Roland Burtscher
- Country (sports): Austria
- Born: 15 June 1969 (age 55) Bludenz, Austria
- Height: 6 ft 0 in (183 cm)
- Plays: Right-handed
- Prize money: $35,498

Singles
- Career record: 2–6
- Highest ranking: No. 315 (8 August 1994)

Grand Slam singles results
- French Open: Q1 (1995)

Doubles
- Highest ranking: No. 557 (1 April 1996)

= Roland Burtscher =

Austrian tennis player and coach

Roland Burtscher (born 15 June 1969) is an Austrian tennis coach and former professional player.

Burtscher, the Austrian national champion in 1992, began competing on the professional tour that year and reached his career high singles ranking of 315 in 1994.

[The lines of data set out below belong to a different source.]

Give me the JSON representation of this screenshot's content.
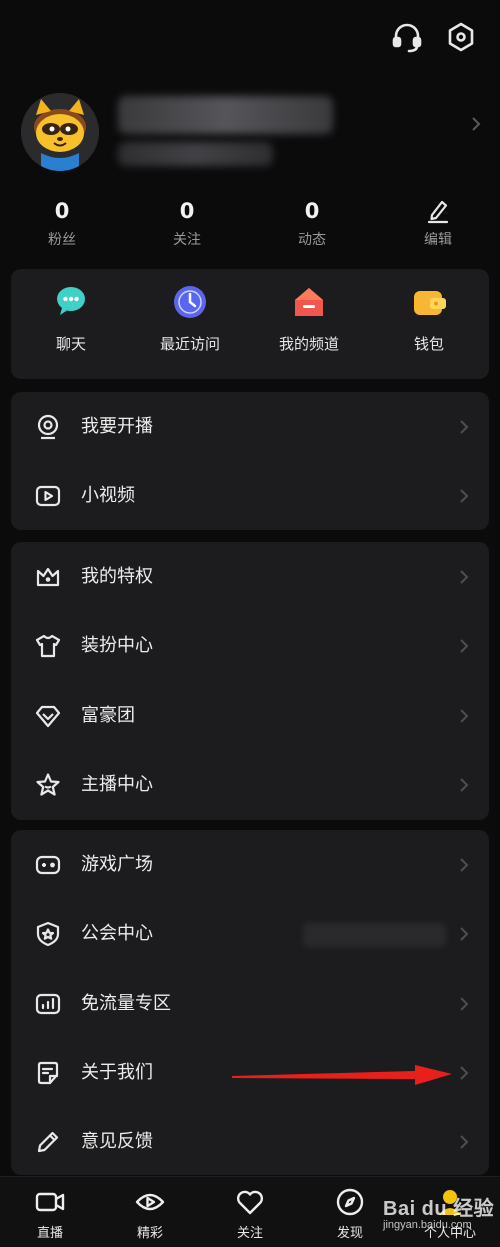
{
  "header": {
    "support_icon": "headset-icon",
    "settings_icon": "hexagon-settings-icon"
  },
  "stats": [
    {
      "value": "0",
      "label": "粉丝"
    },
    {
      "value": "0",
      "label": "关注"
    },
    {
      "value": "0",
      "label": "动态"
    }
  ],
  "edit": {
    "label": "编辑",
    "icon": "pencil-edit-icon"
  },
  "quick": [
    {
      "label": "聊天",
      "icon": "chat-bubble-icon",
      "color": "#3fd0c8"
    },
    {
      "label": "最近访问",
      "icon": "clock-icon",
      "color": "#5a66f0"
    },
    {
      "label": "我的频道",
      "icon": "house-icon",
      "color": "#f0584f"
    },
    {
      "label": "钱包",
      "icon": "wallet-icon",
      "color": "#f7b733"
    }
  ],
  "menu1": [
    {
      "label": "我要开播",
      "icon": "webcam-icon"
    },
    {
      "label": "小视频",
      "icon": "video-play-icon"
    }
  ],
  "menu2": [
    {
      "label": "我的特权",
      "icon": "crown-icon"
    },
    {
      "label": "装扮中心",
      "icon": "tshirt-icon"
    },
    {
      "label": "富豪团",
      "icon": "diamond-icon"
    },
    {
      "label": "主播中心",
      "icon": "star-icon"
    }
  ],
  "menu3": [
    {
      "label": "游戏广场",
      "icon": "gamepad-icon"
    },
    {
      "label": "公会中心",
      "icon": "shield-star-icon"
    },
    {
      "label": "免流量专区",
      "icon": "signal-bars-icon"
    },
    {
      "label": "关于我们",
      "icon": "note-icon"
    },
    {
      "label": "意见反馈",
      "icon": "pencil-icon"
    }
  ],
  "annotation": {
    "arrow_color": "#e8201c"
  },
  "tabbar": [
    {
      "label": "直播",
      "icon": "video-camera-icon"
    },
    {
      "label": "精彩",
      "icon": "eye-play-icon"
    },
    {
      "label": "关注",
      "icon": "heart-icon"
    },
    {
      "label": "发现",
      "icon": "compass-icon"
    },
    {
      "label": "个人中心",
      "icon": "person-icon"
    }
  ],
  "watermark": {
    "brand": "Bai du 经验",
    "url": "jingyan.baidu.com"
  }
}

While competing in qualifiers at the 1994 Lipton Championships, Burtscher had his tennis rackets and shoes stolen from his rental car, which was parked outside a restaurant. He had to borrow a racket from Andreas Maurer, who was coaching Marc-Kevin Goellner at the tournament. With the borrowed racket he was able to make it into the main draw and also won his first round match against Sébastien Lareau. His only other ATP Tour main draw win came later in the season at Kitzbuhel, where he defeated 100 player Diego Nargiso.

From 2003 to 2020 he was employed as a coach by Swiss Tennis. One of his roles was as an assistant coach of Switzerland's Fed Cup team.